The same market sentiment is also present across Europe, as all major stock indexes trade in red today.

In the meantime, the death toll in the UK has risen to 71 with 1,950 persons infected.

Technical analysis: Approaching the key support

Following a failed attempt to recover a portion of losses yesterday, FTSE 100 price has dipped lower once again today. The price action is now approaching the crucial short to mid term support at 4,800.

FTSE 100 weekly chart (TradingView)

This level consists of the horizontal support, which capped index’s losses on multiple occasions in the past decade, as well as the Fibonacci extension. A break of this level would pave the way for a deeper pullback to 4,000.
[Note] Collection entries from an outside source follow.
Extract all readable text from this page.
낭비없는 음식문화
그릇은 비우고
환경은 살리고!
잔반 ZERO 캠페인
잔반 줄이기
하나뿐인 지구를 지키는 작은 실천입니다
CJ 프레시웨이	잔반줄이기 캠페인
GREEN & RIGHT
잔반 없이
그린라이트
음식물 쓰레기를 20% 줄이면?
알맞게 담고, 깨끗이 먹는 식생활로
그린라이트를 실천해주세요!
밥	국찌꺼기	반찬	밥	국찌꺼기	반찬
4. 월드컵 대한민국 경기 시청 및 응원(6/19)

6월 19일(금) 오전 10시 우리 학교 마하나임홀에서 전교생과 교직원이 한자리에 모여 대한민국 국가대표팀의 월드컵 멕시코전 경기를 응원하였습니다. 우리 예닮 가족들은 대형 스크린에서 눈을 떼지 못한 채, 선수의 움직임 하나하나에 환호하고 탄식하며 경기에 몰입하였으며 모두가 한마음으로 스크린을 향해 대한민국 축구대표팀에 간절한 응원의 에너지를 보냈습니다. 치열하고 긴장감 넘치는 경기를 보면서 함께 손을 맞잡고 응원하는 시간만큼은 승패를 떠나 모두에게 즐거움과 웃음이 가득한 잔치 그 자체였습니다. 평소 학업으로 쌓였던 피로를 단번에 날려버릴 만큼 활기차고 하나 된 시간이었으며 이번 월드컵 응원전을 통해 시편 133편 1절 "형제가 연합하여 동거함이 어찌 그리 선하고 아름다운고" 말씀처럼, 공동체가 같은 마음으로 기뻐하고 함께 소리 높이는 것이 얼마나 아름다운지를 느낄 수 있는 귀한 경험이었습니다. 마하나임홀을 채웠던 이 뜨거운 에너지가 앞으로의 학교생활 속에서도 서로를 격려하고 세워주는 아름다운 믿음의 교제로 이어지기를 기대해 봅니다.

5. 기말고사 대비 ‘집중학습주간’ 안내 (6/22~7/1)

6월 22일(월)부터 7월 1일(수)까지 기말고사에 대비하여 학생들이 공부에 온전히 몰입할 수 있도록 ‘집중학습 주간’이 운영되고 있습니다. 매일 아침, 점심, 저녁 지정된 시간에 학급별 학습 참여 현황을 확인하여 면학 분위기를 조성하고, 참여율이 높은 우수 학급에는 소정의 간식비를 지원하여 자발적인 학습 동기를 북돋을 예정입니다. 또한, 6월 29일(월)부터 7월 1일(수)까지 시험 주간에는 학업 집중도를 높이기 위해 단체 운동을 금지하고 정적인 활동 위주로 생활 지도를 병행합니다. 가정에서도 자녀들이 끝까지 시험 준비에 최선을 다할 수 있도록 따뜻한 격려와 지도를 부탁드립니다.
On the upside, the 5,500 handle is a key level for the bulls to get to. In case of a bigger recovery, we can see the FTSE 100 going back to 6,000 on the improved risk sentiment.


FTSE 100 has been trading lower again today, despite the short-lived gains it made yesterday. The Government’s massive £330 billion stimulus package has obviously failed to calm investors’ fears as the number of deaths and infections rises in the UK.